Fundraising for Addition
4:48 pm
Sun October 7, 2012

Big Campaign Push by Macomb Public Library

  • Interview with George Wanamaker
  • Interview with Melissa Inman and Judy Kerr

Money from Andrew Carnegie helped build the Macomb Public Library building more than 100 years ago. Now the library board is asking you for money so the building might last another 100 years.

A fundraising effort called “Campaign for the Future” is being launched to build an addition. An old building was connected to the library years ago to provide more space but Board President George Wanamaker said it is insufficient.

“It was originally a Singer Sewing Machine store when I was a kid and then it was a bar in the ‘60s or 70s,” Wanamaker said. “It is not a solid building.  It doesn’t have a foundation under it so we have to tear it down to be able to go with a two-story structure and use our space more adequately.”

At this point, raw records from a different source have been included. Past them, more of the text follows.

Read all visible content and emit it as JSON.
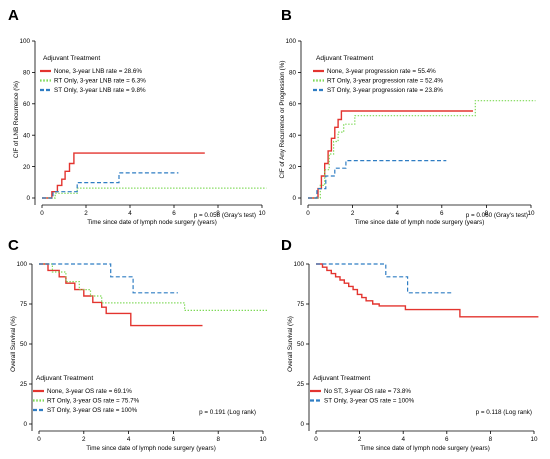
{
  "chart_data": [
    {
      "type": "line",
      "panel": "A",
      "ylabel": "CIF of LNB Recurrence (%)",
      "xlabel": "Time since date of lymph node surgery (years)",
      "xlim": [
        0,
        10
      ],
      "ylim": [
        0,
        100
      ],
      "xticks": [
        "0",
        "2",
        "4",
        "6",
        "8",
        "10"
      ],
      "yticks": [
        "0",
        "20",
        "40",
        "60",
        "80",
        "100"
      ],
      "legend_title": "Adjuvant Treatment",
      "legend_position": "top-left",
      "p_value": "p = 0.058 (Gray's test)",
      "series": [
        {
          "name": "None, 3-year LNB rate = 28.6%",
          "color": "#e3342f",
          "dash": "solid",
          "points": [
            [
              0,
              0
            ],
            [
              0.45,
              0
            ],
            [
              0.45,
              4
            ],
            [
              0.7,
              4
            ],
            [
              0.7,
              8
            ],
            [
              0.9,
              8
            ],
            [
              0.9,
              12
            ],
            [
              1.05,
              12
            ],
            [
              1.05,
              17
            ],
            [
              1.25,
              17
            ],
            [
              1.25,
              22
            ],
            [
              1.45,
              22
            ],
            [
              1.45,
              28.6
            ],
            [
              7.4,
              28.6
            ]
          ]
        },
        {
          "name": "RT Only, 3-year LNB rate = 6.3%",
          "color": "#7ed957",
          "dash": "dotted",
          "points": [
            [
              0,
              0
            ],
            [
              0.6,
              0
            ],
            [
              0.6,
              3
            ],
            [
              1.6,
              3
            ],
            [
              1.6,
              6.3
            ],
            [
              10.2,
              6.3
            ]
          ]
        },
        {
          "name": "ST Only, 3-year LNB rate = 9.8%",
          "color": "#2f7dc3",
          "dash": "dashed",
          "points": [
            [
              0,
              0
            ],
            [
              0.5,
              0
            ],
            [
              0.5,
              4
            ],
            [
              1.6,
              4
            ],
            [
              1.6,
              9.8
            ],
            [
              3.5,
              9.8
            ],
            [
              3.5,
              16
            ],
            [
              6.2,
              16
            ]
          ]
        }
      ]
    },
    {
      "type": "line",
      "panel": "B",
      "ylabel": "CIF of Any Recurrence or Progression (%)",
      "xlabel": "Time since date of lymph node surgery (years)",
      "xlim": [
        0,
        10
      ],
      "ylim": [
        0,
        100
      ],
      "xticks": [
        "0",
        "2",
        "4",
        "6",
        "8",
        "10"
      ],
      "yticks": [
        "0",
        "20",
        "40",
        "60",
        "80",
        "100"
      ],
      "legend_title": "Adjuvant Treatment",
      "legend_position": "top-left",
      "p_value": "p = 0.060 (Gray's test)",
      "series": [
        {
          "name": "None, 3-year progression rate = 55.4%",
          "color": "#e3342f",
          "dash": "solid",
          "points": [
            [
              0,
              0
            ],
            [
              0.45,
              0
            ],
            [
              0.45,
              6
            ],
            [
              0.6,
              6
            ],
            [
              0.6,
              14
            ],
            [
              0.75,
              14
            ],
            [
              0.75,
              22
            ],
            [
              0.9,
              22
            ],
            [
              0.9,
              30
            ],
            [
              1.05,
              30
            ],
            [
              1.05,
              38
            ],
            [
              1.2,
              38
            ],
            [
              1.2,
              45
            ],
            [
              1.35,
              45
            ],
            [
              1.35,
              50
            ],
            [
              1.5,
              50
            ],
            [
              1.5,
              55.4
            ],
            [
              7.4,
              55.4
            ]
          ]
        },
        {
          "name": "RT Only, 3-year progression rate = 52.4%",
          "color": "#7ed957",
          "dash": "dotted",
          "points": [
            [
              0,
              0
            ],
            [
              0.55,
              0
            ],
            [
              0.55,
              8
            ],
            [
              0.75,
              8
            ],
            [
              0.75,
              18
            ],
            [
              0.95,
              18
            ],
            [
              0.95,
              28
            ],
            [
              1.15,
              28
            ],
            [
              1.15,
              36
            ],
            [
              1.35,
              36
            ],
            [
              1.35,
              42
            ],
            [
              1.6,
              42
            ],
            [
              1.6,
              47
            ],
            [
              2.1,
              47
            ],
            [
              2.1,
              52.4
            ],
            [
              7.5,
              52.4
            ],
            [
              7.5,
              62
            ],
            [
              10.2,
              62
            ]
          ]
        },
        {
          "name": "ST Only, 3-year progression rate = 23.8%",
          "color": "#2f7dc3",
          "dash": "dashed",
          "points": [
            [
              0,
              0
            ],
            [
              0.4,
              0
            ],
            [
              0.4,
              6
            ],
            [
              0.8,
              6
            ],
            [
              0.8,
              14
            ],
            [
              1.2,
              14
            ],
            [
              1.2,
              19
            ],
            [
              1.7,
              19
            ],
            [
              1.7,
              23.8
            ],
            [
              6.2,
              23.8
            ]
          ]
        }
      ]
    },
    {
      "type": "line",
      "panel": "C",
      "ylabel": "Overall Survival (%)",
      "xlabel": "Time since date of lymph node surgery (years)",
      "xlim": [
        0,
        10
      ],
      "ylim": [
        0,
        100
      ],
      "xticks": [
        "0",
        "2",
        "4",
        "6",
        "8",
        "10"
      ],
      "yticks": [
        "0",
        "25",
        "50",
        "75",
        "100"
      ],
      "legend_title": "Adjuvant Treatment",
      "legend_position": "bottom-left",
      "p_value": "p = 0.191 (Log rank)",
      "series": [
        {
          "name": "None, 3-year OS rate = 69.1%",
          "color": "#e3342f",
          "dash": "solid",
          "points": [
            [
              0,
              100
            ],
            [
              0.4,
              100
            ],
            [
              0.4,
              96
            ],
            [
              0.9,
              96
            ],
            [
              0.9,
              92
            ],
            [
              1.2,
              92
            ],
            [
              1.2,
              88
            ],
            [
              1.6,
              88
            ],
            [
              1.6,
              84
            ],
            [
              2.0,
              84
            ],
            [
              2.0,
              80
            ],
            [
              2.4,
              80
            ],
            [
              2.4,
              76
            ],
            [
              2.8,
              76
            ],
            [
              2.8,
              73
            ],
            [
              3.0,
              73
            ],
            [
              3.0,
              69.1
            ],
            [
              4.1,
              69.1
            ],
            [
              4.1,
              61.5
            ],
            [
              7.3,
              61.5
            ]
          ]
        },
        {
          "name": "RT Only, 3-year OS rate = 75.7%",
          "color": "#7ed957",
          "dash": "dotted",
          "points": [
            [
              0,
              100
            ],
            [
              0.6,
              100
            ],
            [
              0.6,
              95
            ],
            [
              1.2,
              95
            ],
            [
              1.2,
              89
            ],
            [
              1.8,
              89
            ],
            [
              1.8,
              84
            ],
            [
              2.3,
              84
            ],
            [
              2.3,
              80
            ],
            [
              2.8,
              80
            ],
            [
              2.8,
              75.7
            ],
            [
              6.5,
              75.7
            ],
            [
              6.5,
              71
            ],
            [
              10.2,
              71
            ]
          ]
        },
        {
          "name": "ST Only, 3-year OS rate = 100%",
          "color": "#2f7dc3",
          "dash": "dashed",
          "points": [
            [
              0,
              100
            ],
            [
              3.2,
              100
            ],
            [
              3.2,
              92
            ],
            [
              4.2,
              92
            ],
            [
              4.2,
              82
            ],
            [
              6.2,
              82
            ]
          ]
        }
      ]
    },
    {
      "type": "line",
      "panel": "D",
      "ylabel": "Overall Survival (%)",
      "xlabel": "Time since date of lymph node surgery (years)",
      "xlim": [
        0,
        10
      ],
      "ylim": [
        0,
        100
      ],
      "xticks": [
        "0",
        "2",
        "4",
        "6",
        "8",
        "10"
      ],
      "yticks": [
        "0",
        "25",
        "50",
        "75",
        "100"
      ],
      "legend_title": "Adjuvant Treatment",
      "legend_position": "bottom-left",
      "p_value": "p = 0.118 (Log rank)",
      "series": [
        {
          "name": "No ST, 3-year OS rate = 73.8%",
          "color": "#e3342f",
          "dash": "solid",
          "points": [
            [
              0,
              100
            ],
            [
              0.3,
              100
            ],
            [
              0.3,
              98
            ],
            [
              0.5,
              98
            ],
            [
              0.5,
              96
            ],
            [
              0.7,
              96
            ],
            [
              0.7,
              94
            ],
            [
              0.9,
              94
            ],
            [
              0.9,
              92
            ],
            [
              1.1,
              92
            ],
            [
              1.1,
              90
            ],
            [
              1.3,
              90
            ],
            [
              1.3,
              88
            ],
            [
              1.5,
              88
            ],
            [
              1.5,
              86
            ],
            [
              1.7,
              86
            ],
            [
              1.7,
              84
            ],
            [
              1.9,
              84
            ],
            [
              1.9,
              81
            ],
            [
              2.1,
              81
            ],
            [
              2.1,
              79
            ],
            [
              2.3,
              79
            ],
            [
              2.3,
              77
            ],
            [
              2.6,
              77
            ],
            [
              2.6,
              75
            ],
            [
              2.9,
              75
            ],
            [
              2.9,
              73.8
            ],
            [
              4.1,
              73.8
            ],
            [
              4.1,
              71.5
            ],
            [
              6.6,
              71.5
            ],
            [
              6.6,
              67
            ],
            [
              10.2,
              67
            ]
          ]
        },
        {
          "name": "ST Only, 3-year OS rate = 100%",
          "color": "#2f7dc3",
          "dash": "dashed",
          "points": [
            [
              0,
              100
            ],
            [
              3.2,
              100
            ],
            [
              3.2,
              92
            ],
            [
              4.2,
              92
            ],
            [
              4.2,
              82
            ],
            [
              6.2,
              82
            ]
          ]
        }
      ]
    }
  ],
  "colors": {
    "red": "#e3342f",
    "green": "#7ed957",
    "blue": "#2f7dc3"
  }
}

The library today. The old building connected to the library is to the left.
Credit Rich Egger

Wanamaker said more space is needed for children’s programs, additional public computers, books, and more. He said children sometimes must be turned away from library programs because of the lack of space.

The library has been awarded a $2.3 million state grant that would cover 75% of the cost of building the addition. But it will only receive the money if $794,025 can be raised through the local campaign by June 30, 2013.

Wanamaker said the board will not raise taxes to cover the local share. He said the board will have to re-evaluate its plans if the campaign comes up short, but he’s confident it will be a success.

“We feel like we have a real good chance of raising the money to get this project done,” Wanamaker said.

Supporters will host an open house at the library on Sunday, October 14, 2:00 pm – 4:00 pm to share information about the building plans and to give tours of the library.

The capital campaign will be led by Melissa Inman and Judy Kerr. Like Wanamaker, they are confident the community will rise to the occasion and help the library meet the fundraising goal despite the time restriction.

“It’s exciting to have a goal and a little bit of pressure,” Inman said.

Kerr added, “I don’t think it would be important to have more time than that. If we can’t do it by June, we probably couldn’t do it.”

Both believe they will be making a lot of face-to-face appeals to residents and corporate leaders. They plan to emphasize the history of the building and its connection to Carnegie as well as its important place in the community today.

“The library is a symbol to the whole community of our intellectual standing, our interest in children, our interest in keeping up with the changes in the world, and I think for our community it’s a center of great importance. I think everyone will agree on that and hopefully come forth with help,” Kerr said.

A campaign brochure indicates pledges may be made over a 1, 2, or 3 year period, though Wanamaker said the library will need to have the $794,025 in-hand in order to receive the state grant.